Welcome to First Church of the Streets. Updated by the 15th of the month.

May 2005
Photo Copyright © 2005

by Jessica Kuzmier

     If you close your eyes as you stand in the sun, you can't tell what season it is. The sun seems too strong for the winter, the breeze too cold for the summer, and yet neither the sweet smell of spring nor the burnt odor of autumn punctures your nose. It is as if you are removed from any time, as though you are wandering in some foreign land where all the landmarks are unfamiliar to you, and you have lost all compasses, all technology that man has invented to guide you along your way. You are part of the landscape now, a small speck painted in to blend in with the rest of the unknown hues.

     You hear the dripping of water, as though you have arrived by an eddy of a glen, the water running, running, running. Where is it going so fast? What happened to the infinitesimal slowness of nature, where it's a big deal if a whole mountain moves two centimeters in a year? What, is the water trying to be something that it's not? Trying to defy the laws of nature or something? What's the rush? You're not in a rush, and you're human. Open your mouth, and taste the air. Cold, isn't it? Like fresh mountain brewed. Wow, it is a sensation. You feel a shiver through your body and think of getting a hot chocolate to warm up. Yet the idea of tasting water as cold as the air you've just ingested seems to spark something deep within you, as though that is what you really want. That water you just dissed: where did it go? Where is it?

Photo Copyright © 2005

     Open your eyes now, and you remember. The brightness assails you, as though you've just woken up to eternity and have been reminded that Moses has been the only person to see the face of God since the fall of Eden. Man, who turned the sun on so bright? What's the deal? You reach for sunglasses, and then you realize you forgot them at home, because the day started out cloudy, with a threat of precipitation. Not a wise idea; the doctors will all tell you that you can get sun blindness on a cloudy day. Especially in the winter, which you remember is what's going on about you when you finally can see. Everything is white, and you go from seeing God to angels of white to fallen snow all in one second, except instead of a fall from Eden, you feel like you've just fallen into it.

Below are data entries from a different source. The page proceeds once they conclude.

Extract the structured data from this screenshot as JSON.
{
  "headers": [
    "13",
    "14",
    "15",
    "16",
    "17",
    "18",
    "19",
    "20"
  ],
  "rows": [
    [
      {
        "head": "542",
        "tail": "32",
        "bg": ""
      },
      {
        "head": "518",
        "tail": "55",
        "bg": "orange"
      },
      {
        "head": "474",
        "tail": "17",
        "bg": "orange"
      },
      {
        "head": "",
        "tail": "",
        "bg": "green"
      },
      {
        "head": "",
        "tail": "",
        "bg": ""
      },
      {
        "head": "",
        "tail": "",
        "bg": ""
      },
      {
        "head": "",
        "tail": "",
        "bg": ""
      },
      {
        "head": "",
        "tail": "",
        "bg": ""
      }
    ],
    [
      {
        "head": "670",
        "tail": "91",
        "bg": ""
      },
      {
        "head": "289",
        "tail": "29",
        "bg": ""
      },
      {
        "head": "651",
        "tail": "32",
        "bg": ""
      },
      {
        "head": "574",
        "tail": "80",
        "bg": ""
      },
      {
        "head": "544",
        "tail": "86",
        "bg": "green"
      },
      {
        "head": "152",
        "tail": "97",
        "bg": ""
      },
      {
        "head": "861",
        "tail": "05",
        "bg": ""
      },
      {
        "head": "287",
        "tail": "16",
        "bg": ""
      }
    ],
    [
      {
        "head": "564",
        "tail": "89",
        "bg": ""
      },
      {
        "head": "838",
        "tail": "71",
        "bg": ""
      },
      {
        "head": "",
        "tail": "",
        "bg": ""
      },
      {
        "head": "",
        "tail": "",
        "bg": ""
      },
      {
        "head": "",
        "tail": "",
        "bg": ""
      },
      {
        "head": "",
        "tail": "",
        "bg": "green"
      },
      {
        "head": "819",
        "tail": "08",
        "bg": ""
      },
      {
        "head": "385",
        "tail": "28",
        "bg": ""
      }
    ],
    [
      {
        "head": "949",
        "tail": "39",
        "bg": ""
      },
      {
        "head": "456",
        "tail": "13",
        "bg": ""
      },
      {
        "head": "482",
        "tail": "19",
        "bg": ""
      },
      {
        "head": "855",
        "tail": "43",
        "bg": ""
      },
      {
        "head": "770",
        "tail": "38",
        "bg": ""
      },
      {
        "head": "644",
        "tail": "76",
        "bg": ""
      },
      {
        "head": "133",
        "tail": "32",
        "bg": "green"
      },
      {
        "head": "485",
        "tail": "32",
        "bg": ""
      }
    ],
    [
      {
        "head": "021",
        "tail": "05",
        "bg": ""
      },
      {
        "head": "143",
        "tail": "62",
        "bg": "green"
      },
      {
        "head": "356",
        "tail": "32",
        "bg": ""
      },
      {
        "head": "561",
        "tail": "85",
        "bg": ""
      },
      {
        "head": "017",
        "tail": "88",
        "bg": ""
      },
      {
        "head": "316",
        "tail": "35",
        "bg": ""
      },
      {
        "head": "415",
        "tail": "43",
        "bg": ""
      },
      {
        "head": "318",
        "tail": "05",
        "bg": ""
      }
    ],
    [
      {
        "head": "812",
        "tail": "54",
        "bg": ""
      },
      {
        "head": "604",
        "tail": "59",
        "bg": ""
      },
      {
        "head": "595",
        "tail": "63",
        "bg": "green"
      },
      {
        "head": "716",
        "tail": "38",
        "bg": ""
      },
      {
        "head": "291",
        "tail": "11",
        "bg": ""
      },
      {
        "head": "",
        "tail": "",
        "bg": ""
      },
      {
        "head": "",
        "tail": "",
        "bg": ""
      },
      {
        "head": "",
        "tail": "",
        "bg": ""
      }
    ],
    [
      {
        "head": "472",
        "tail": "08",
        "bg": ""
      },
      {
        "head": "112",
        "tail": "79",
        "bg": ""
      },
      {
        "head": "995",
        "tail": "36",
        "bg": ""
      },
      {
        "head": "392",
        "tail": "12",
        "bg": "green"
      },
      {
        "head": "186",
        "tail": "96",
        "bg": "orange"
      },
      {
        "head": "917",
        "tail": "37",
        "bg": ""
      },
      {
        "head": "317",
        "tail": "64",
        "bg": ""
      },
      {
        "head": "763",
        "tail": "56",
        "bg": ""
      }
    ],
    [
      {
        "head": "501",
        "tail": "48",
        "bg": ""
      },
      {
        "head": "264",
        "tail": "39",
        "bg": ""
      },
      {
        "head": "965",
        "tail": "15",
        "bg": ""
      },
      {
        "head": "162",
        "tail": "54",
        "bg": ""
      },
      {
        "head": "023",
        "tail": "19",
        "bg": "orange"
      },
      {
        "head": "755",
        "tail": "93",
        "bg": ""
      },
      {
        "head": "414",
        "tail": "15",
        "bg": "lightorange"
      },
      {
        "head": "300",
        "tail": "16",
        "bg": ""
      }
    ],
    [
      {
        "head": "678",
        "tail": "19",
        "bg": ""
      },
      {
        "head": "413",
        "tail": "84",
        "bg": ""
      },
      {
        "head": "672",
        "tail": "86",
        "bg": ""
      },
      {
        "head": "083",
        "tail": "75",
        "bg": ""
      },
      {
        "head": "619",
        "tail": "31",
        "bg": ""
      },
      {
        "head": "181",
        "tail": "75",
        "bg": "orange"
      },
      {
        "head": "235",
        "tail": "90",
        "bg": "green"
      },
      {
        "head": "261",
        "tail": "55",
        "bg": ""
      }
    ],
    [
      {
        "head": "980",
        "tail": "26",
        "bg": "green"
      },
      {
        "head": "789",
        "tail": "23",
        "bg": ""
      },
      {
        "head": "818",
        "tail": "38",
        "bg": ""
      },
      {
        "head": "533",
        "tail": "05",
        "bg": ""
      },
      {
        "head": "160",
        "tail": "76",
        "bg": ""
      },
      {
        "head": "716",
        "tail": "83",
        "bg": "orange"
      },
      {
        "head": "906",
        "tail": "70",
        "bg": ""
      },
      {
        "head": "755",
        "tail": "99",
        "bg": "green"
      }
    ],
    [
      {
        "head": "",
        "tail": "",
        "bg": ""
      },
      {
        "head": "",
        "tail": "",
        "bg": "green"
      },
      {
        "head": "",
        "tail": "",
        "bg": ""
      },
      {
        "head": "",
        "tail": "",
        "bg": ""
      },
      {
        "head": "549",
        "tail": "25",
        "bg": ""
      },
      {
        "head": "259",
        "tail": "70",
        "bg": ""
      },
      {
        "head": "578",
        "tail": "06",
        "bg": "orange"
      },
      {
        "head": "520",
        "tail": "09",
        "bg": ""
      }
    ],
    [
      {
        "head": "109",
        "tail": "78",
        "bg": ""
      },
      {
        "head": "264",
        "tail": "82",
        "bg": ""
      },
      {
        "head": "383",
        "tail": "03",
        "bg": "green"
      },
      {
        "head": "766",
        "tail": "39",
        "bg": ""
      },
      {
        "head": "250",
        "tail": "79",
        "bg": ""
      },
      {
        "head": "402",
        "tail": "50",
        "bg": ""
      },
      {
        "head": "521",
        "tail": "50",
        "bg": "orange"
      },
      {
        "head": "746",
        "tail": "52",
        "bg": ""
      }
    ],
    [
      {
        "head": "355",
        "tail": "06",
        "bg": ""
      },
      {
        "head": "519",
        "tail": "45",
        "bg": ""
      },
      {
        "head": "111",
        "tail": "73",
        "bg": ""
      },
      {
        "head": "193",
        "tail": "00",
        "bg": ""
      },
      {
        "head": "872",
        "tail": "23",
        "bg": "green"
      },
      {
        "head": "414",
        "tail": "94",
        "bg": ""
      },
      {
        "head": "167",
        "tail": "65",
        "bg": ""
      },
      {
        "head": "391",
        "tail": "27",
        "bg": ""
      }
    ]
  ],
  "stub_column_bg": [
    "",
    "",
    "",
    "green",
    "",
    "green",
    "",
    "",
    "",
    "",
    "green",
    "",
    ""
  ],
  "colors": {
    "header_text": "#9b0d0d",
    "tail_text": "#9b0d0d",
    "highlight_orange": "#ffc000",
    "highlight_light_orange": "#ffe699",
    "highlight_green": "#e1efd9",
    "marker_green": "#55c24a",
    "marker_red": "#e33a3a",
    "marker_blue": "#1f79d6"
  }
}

     Stand and feel the air, feel the sun basking, hear the snow melting. A thaw in the middle of winter is like a unexpected cold drink in the desert. Yes, there is life! Yes, there is an oasis! The air and the snow, they merge together to form a blanket of silence. The sun radiates with them, and you stand in the midst of it, a figure on the landscape, absorbing it all. Then you close your eyes again, this time knowing where you are. But it no longer seems important to know, and soon you are lost in it all once again.